Asked to review CIA Inspector General Helgerson's internal review the CIA's detention program, he was provided with all the gruesome details of that thread of the Bush team's war on terror. Appalled as he was, again Goldsmith was reluctant to pull Yoo's authorizing opinion of August 2002 until it leaked to the press in June of 2004. Apparently, he did so to the considerable consternation of the White House apparently. According to Mayer, Goldsmith and ally James Comey (deputy attorney general) "were both so paranoid by then about the powerful backlash they had provoked inside the administration that they actually thought they might be in physical danger"(294). Ultimately, burned out, Goldsmith withdrew the memo and resigned without putting anything in its place.

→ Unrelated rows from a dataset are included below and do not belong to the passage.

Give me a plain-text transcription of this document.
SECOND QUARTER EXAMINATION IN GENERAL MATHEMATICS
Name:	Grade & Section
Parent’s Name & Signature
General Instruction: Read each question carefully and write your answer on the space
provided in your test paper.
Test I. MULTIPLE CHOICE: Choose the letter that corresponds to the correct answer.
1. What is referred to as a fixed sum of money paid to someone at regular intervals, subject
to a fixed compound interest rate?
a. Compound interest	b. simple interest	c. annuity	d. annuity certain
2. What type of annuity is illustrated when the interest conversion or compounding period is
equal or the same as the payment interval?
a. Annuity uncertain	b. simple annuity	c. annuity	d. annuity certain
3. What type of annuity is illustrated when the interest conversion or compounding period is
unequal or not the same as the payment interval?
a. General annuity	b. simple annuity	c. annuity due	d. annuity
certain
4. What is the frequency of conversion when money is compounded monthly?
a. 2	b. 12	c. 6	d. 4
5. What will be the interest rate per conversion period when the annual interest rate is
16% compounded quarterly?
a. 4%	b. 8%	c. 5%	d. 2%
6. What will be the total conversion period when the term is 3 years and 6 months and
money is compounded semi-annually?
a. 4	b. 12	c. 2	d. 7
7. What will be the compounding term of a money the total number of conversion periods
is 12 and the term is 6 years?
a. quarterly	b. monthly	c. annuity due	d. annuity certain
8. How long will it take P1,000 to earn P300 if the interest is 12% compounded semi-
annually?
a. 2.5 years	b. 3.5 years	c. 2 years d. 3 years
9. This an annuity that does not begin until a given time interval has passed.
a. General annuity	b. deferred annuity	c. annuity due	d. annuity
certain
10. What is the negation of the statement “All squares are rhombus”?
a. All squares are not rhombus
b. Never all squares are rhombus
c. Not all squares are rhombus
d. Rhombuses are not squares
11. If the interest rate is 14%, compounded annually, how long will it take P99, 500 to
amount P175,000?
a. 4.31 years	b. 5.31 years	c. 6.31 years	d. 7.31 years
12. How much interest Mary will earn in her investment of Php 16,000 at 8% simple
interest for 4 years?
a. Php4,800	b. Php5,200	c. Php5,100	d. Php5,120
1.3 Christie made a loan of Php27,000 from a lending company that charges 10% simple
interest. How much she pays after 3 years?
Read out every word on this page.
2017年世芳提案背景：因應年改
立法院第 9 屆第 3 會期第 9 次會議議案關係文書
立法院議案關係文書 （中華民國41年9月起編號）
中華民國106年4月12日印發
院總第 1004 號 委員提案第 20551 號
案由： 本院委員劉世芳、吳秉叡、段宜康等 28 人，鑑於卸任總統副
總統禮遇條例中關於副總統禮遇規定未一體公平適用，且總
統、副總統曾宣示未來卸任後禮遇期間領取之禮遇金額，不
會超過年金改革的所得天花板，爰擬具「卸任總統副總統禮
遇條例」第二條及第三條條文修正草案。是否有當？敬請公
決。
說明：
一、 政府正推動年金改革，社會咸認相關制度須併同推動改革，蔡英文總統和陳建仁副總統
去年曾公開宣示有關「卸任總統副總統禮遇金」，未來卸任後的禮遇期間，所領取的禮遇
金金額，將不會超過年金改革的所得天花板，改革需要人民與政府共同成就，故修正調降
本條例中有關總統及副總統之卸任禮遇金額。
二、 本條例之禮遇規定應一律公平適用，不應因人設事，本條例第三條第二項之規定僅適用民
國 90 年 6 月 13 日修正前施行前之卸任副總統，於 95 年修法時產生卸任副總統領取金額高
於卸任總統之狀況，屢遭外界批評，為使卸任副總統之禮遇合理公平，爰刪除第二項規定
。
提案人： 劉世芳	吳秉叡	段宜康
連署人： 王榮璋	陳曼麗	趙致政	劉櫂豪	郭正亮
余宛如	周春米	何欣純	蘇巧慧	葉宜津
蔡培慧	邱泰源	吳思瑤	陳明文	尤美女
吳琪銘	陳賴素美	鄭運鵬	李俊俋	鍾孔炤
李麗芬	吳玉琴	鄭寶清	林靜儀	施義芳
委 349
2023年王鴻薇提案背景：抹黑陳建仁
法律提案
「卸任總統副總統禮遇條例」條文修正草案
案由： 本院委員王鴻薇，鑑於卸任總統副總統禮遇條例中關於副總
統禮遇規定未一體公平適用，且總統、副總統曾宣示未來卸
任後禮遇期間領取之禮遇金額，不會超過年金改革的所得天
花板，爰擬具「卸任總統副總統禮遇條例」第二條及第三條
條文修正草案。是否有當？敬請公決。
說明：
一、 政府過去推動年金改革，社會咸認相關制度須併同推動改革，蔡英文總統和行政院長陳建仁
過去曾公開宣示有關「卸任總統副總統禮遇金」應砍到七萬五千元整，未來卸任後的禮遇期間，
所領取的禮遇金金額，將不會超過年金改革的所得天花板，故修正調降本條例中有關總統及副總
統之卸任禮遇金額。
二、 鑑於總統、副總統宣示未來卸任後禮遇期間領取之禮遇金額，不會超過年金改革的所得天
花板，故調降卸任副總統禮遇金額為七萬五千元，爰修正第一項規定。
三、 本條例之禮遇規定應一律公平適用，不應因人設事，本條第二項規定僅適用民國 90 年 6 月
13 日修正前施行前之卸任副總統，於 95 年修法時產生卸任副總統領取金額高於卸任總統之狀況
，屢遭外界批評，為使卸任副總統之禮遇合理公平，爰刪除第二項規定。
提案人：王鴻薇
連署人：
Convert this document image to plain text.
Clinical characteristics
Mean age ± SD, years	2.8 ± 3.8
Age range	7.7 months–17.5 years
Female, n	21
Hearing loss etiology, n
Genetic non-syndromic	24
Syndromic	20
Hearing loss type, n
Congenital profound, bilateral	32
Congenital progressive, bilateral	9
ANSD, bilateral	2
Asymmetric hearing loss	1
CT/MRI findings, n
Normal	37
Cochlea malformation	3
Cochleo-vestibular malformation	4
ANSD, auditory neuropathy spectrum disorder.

The task of possibly writing a more humane policy fell to interim OLC chief Dan Levin. Levin was another Republican conservative whose time within the Bush administration proved scarring. He went to great lengths to create a solid opinion, even subjecting himself to stress positions and water-boarding in hopes of determining whether or not these practices amounted to torture. Levin apparently discovered that waterboarding "could definitely be classified as illegal torture unless, in his view, it was strictly limited in terms of tiem and severity and was closely monitored in a very professional way"(299).

Mayer has done a lot of the reporting on this book. However, at points, it often devolves into long recaps of others' work. For instance, at one point, page after page of Mayer's narrative is almost exclusively based on Bob Woodard's Bush at War. Like Woodard, Mayer uses a large number of unnamed sources. At some level one must trust her. However, in her defense, books like this rely on such sources by necessity. In addition, the book has been out a while and nobody has come forwarded to dispute her account.

The Dark Side is best seen as a laudable work of synthesis. While likely a rough draft on history,it is essential reading and a strong polemic that challenges the reader to make a stand. It reminds us of what we purport to stand for and in lawyerly like fashion accuses the Bush administration of trampling on these principles in a fashion befitting an enemy of our republic. In an epilogue proceeding her afterword, she quotes an incident from the papers of Dr. James McHenry, a delegate to the Federal Convention of 1787. Apparently a lady asked Benjamin Frnaklin "'Well Doctor, what have we got, a republic or a monarchy,'" to which he replied "'A republic...if you can keep it'"(327).